George Orwell's Animal Farm to be published in Scots for first time

The award-winning book, first published in 1945, is one of nine texts set to be translated.

George Orwell’s Animal Farm to be published in Scots for first time by publisher Luath Press Scottish Book Trust via Supplied
Animal Farm: George Orwell's award winning book is to be translated into Scots.

George Orwell’s award winning novel Animal Farm is to be published in Scots for the first time.

The book, originally published in 1945, is one of nine titles to be translated in a push to support the Scots language.
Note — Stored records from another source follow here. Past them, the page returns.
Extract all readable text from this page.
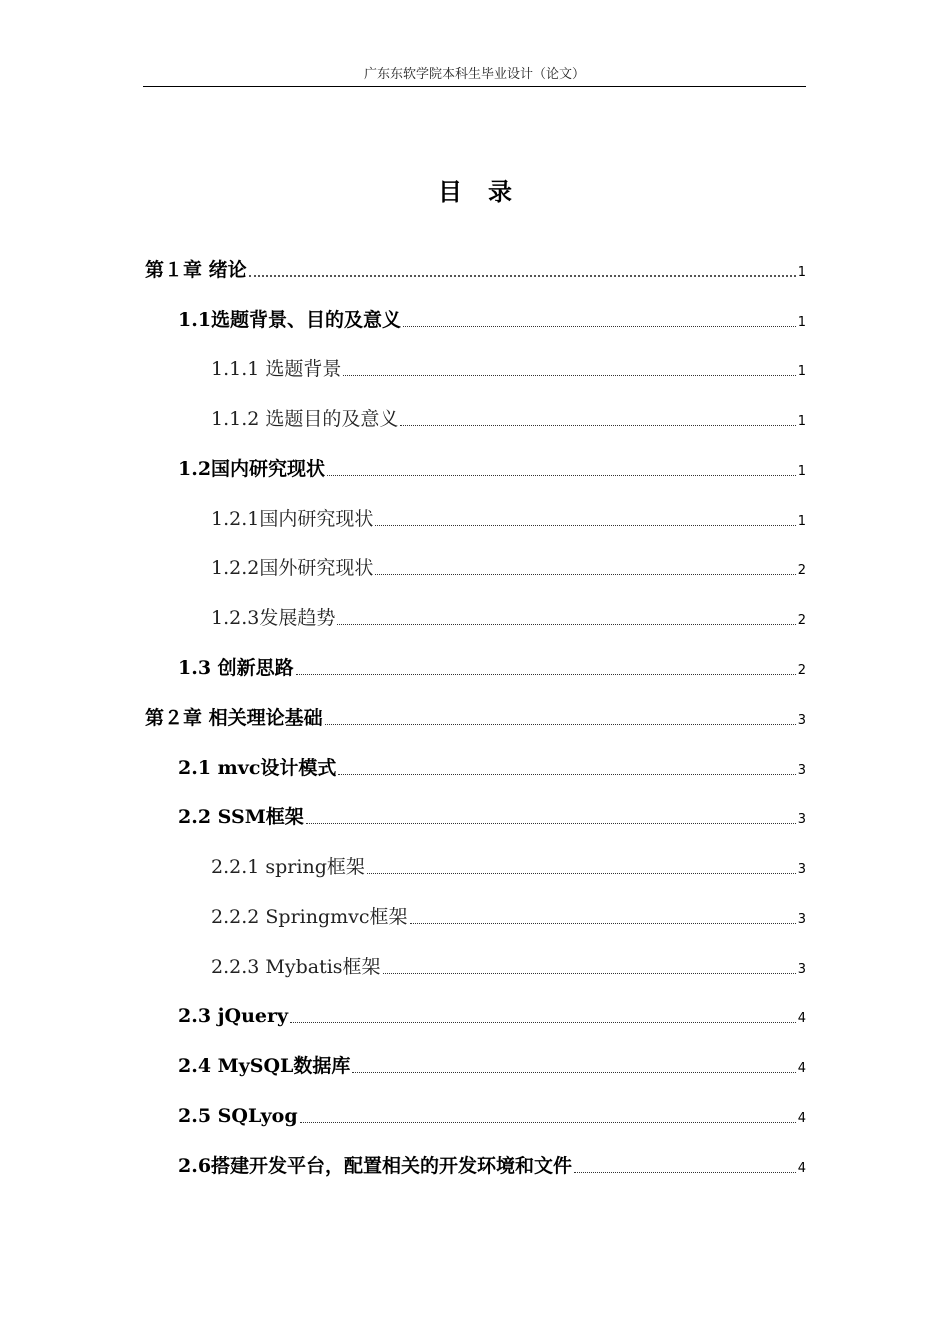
广东东软学院本科生毕业设计（论文）
目录
第１章 绪论	1
1.1选题背景、目的及意义	1
1.1.1 选题背景	1
1.1.2 选题目的及意义	1
1.2国内研究现状	1
1.2.1国内研究现状	1
1.2.2国外研究现状	2
1.2.3发展趋势	2
1.3 创新思路	2
第２章 相关理论基础	3
2.1 mvc设计模式	3
2.2 SSM框架	3
2.2.1 spring框架	3
2.2.2 Springmvc框架	3
2.2.3 Mybatis框架	3
2.3 jQuery	4
2.4 MySQL数据库	4
2.5 SQLyog	4
2.6搭建开发平台，配置相关的开发环境和文件	4
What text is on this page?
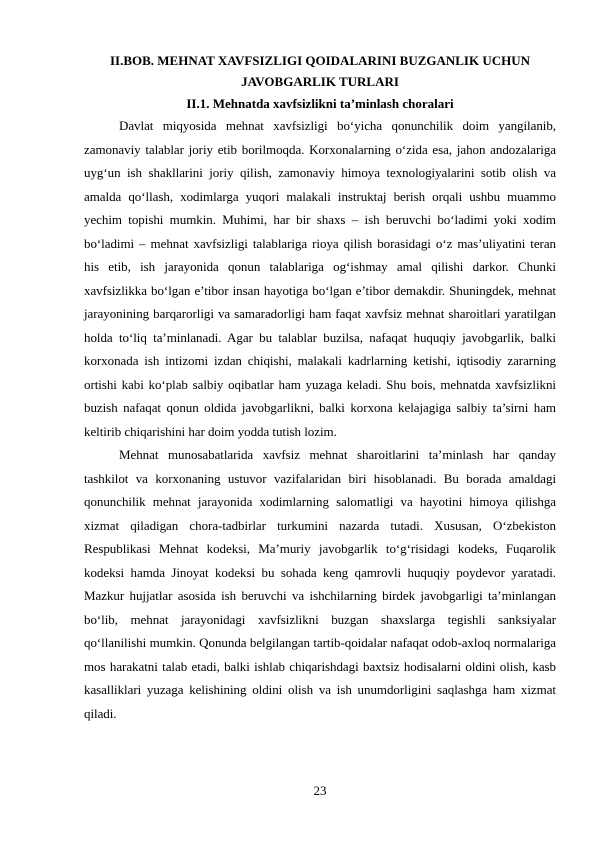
II.BOB. MEHNAT XAVFSIZLIGI QOIDALARINI BUZGANLIK UCHUN JAVOBGARLIK TURLARI

II.1. Mehnatda xavfsizlikni ta’minlash choralari

Davlat miqyosida mehnat xavfsizligi bo‘yicha qonunchilik doim yangilanib, zamonaviy talablar joriy etib borilmoqda. Korxonalarning o‘zida esa, jahon andozalariga uyg‘un ish shakllarini joriy qilish, zamonaviy himoya texnologiyalarini sotib olish va amalda qo‘llash, xodimlarga yuqori malakali instruktaj berish orqali ushbu muammo yechim topishi mumkin. Muhimi, har bir shaxs – ish beruvchi bo‘ladimi yoki xodim bo‘ladimi – mehnat xavfsizligi talablariga rioya qilish borasidagi o‘z mas’uliyatini teran his etib, ish jarayonida qonun talablariga og‘ishmay amal qilishi darkor. Chunki xavfsizlikka bo‘lgan e’tibor insan hayotiga bo‘lgan e’tibor demakdir. Shuningdek, mehnat jarayonining barqarorligi va samaradorligi ham faqat xavfsiz mehnat sharoitlari yaratilgan holda to‘liq ta’minlanadi. Agar bu talablar buzilsa, nafaqat huquqiy javobgarlik, balki korxonada ish intizomi izdan chiqishi, malakali kadrlarning ketishi, iqtisodiy zararning ortishi kabi ko‘plab salbiy oqibatlar ham yuzaga keladi. Shu bois, mehnatda xavfsizlikni buzish nafaqat qonun oldida javobgarlikni, balki korxona kelajagiga salbiy ta’sirni ham keltirib chiqarishini har doim yodda tutish lozim.

Mehnat munosabatlarida xavfsiz mehnat sharoitlarini ta’minlash har qanday tashkilot va korxonaning ustuvor vazifalaridan biri hisoblanadi. Bu borada amaldagi qonunchilik mehnat jarayonida xodimlarning salomatligi va hayotini himoya qilishga xizmat qiladigan chora-tadbirlar turkumini nazarda tutadi. Xususan, O‘zbekiston Respublikasi Mehnat kodeksi, Ma’muriy javobgarlik to‘g‘risidagi kodeks, Fuqarolik kodeksi hamda Jinoyat kodeksi bu sohada keng qamrovli huquqiy poydevor yaratadi. Mazkur hujjatlar asosida ish beruvchi va ishchilarning birdek javobgarligi ta’minlangan bo‘lib, mehnat jarayonidagi xavfsizlikni buzgan shaxslarga tegishli sanksiyalar qo‘llanilishi mumkin. Qonunda belgilangan tartib-qoidalar nafaqat odob-axloq normalariga mos harakatni talab etadi, balki ishlab chiqarishdagi baxtsiz hodisalarni oldini olish, kasb kasalliklari yuzaga kelishining oldini olish va ish unumdorligini saqlashga ham xizmat qiladi.

23
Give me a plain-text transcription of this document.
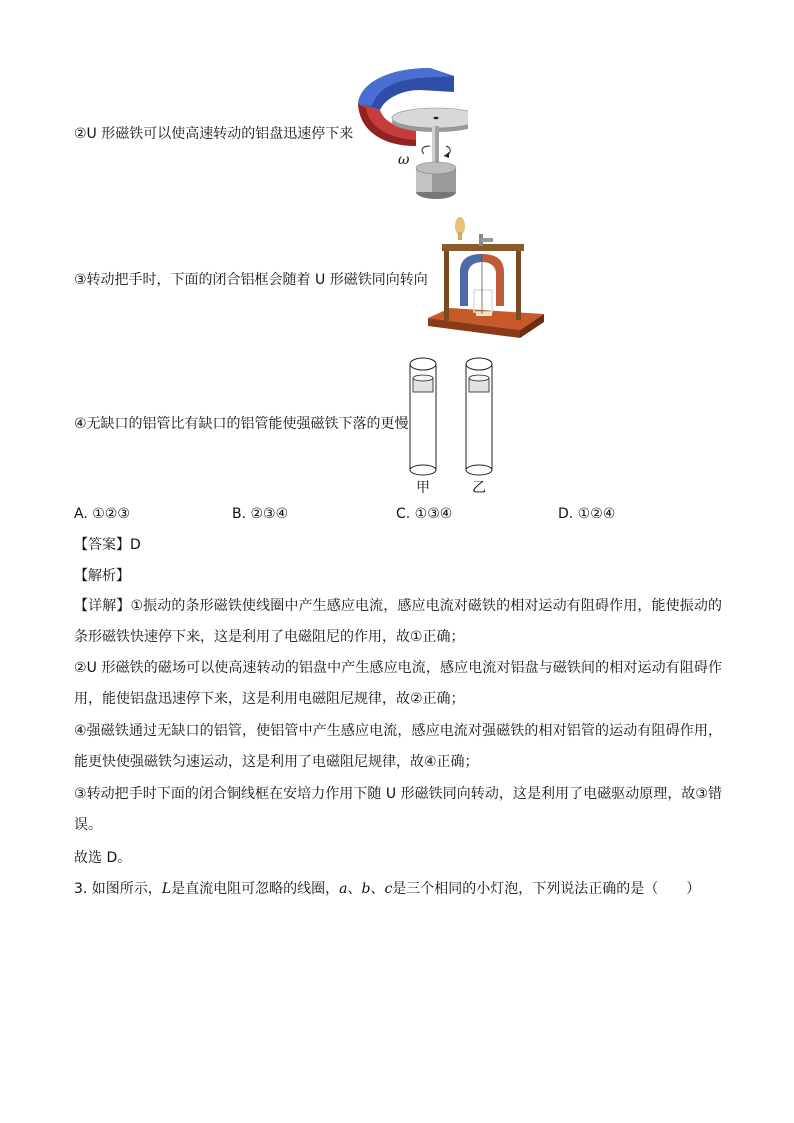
②U 形磁铁可以使高速转动的铝盘迅速停下来
ω
③转动把手时，下面的闭合铝框会随着 U 形磁铁同向转向
④无缺口的铝管比有缺口的铝管能使强磁铁下落的更慢
甲	乙
A. ①②③	B. ②③④	C. ①③④	D. ①②④
【答案】D
【解析】
【详解】①振动的条形磁铁使线圈中产生感应电流，感应电流对磁铁的相对运动有阻碍作用，能使振动的条形磁铁快速停下来，这是利用了电磁阻尼的作用，故①正确；
②U 形磁铁的磁场可以使高速转动的铝盘中产生感应电流，感应电流对铝盘与磁铁间的相对运动有阻碍作用，能使铝盘迅速停下来，这是利用电磁阻尼规律，故②正确；
④强磁铁通过无缺口的铝管，使铝管中产生感应电流，感应电流对强磁铁的相对铝管的运动有阻碍作用，能更快使强磁铁匀速运动，这是利用了电磁阻尼规律，故④正确；
③转动把手时下面的闭合铜线框在安培力作用下随 U 形磁铁同向转动，这是利用了电磁驱动原理，故③错误。
故选 D。
3. 如图所示，L是直流电阻可忽略的线圈，a、b、c是三个相同的小灯泡，下列说法正确的是（　　）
Funding for the project has come from the Scots Language Publication Grant, which is designed to support the translation of published works and new authors.

Orwell wrote his most famous work, 1984, while living on a farmhouse on the Island of Jura in the Inner Hebrides.

Publisher Luath Press, who previously translated the novel into Gaelic, said: “We are very confident that Thomas Clark will create a superb rendering of the book in Scots, and that Orwell himself would have approved given his comments on Scottish linguistic culture.”

Education secretary Shirley-Anne Somerville said: “The Scottish Government is pleased to continue its support of the Scots Publication Grant for a fourth year.

“There is a huge appetite for books in Scots and we have seen how this funding supports a range of exceptional Scots talent, in a variety of genres, and clearly demonstrates Scots is thriving.

“My congratulations to those who have been successful this year.”

The following titles will also be published in Scots:

  • Birds and Beasties: Scots Poems For Bairns by J.K. Annand.
  • Cedric The Flapper Skate by Jackie Ross.
  • Da Hametrowe Almanac volume 1 by Roseanne Watt.
  • Liberties by Peter Bennett.
  • Mum And William Wordsworth by Julie Kennedy.
  • Sangs That Sing Sae Sweit (50 Years o Lallans Poetry) by Scots Language Society.
  • The Ballads And Songs Of Carrick, published by the Girvan Traditional Folk Festival, original author Rev Roderick Lawson.
  • The King O’ The Cats, self-published, written and illustrated by Paul Tonner.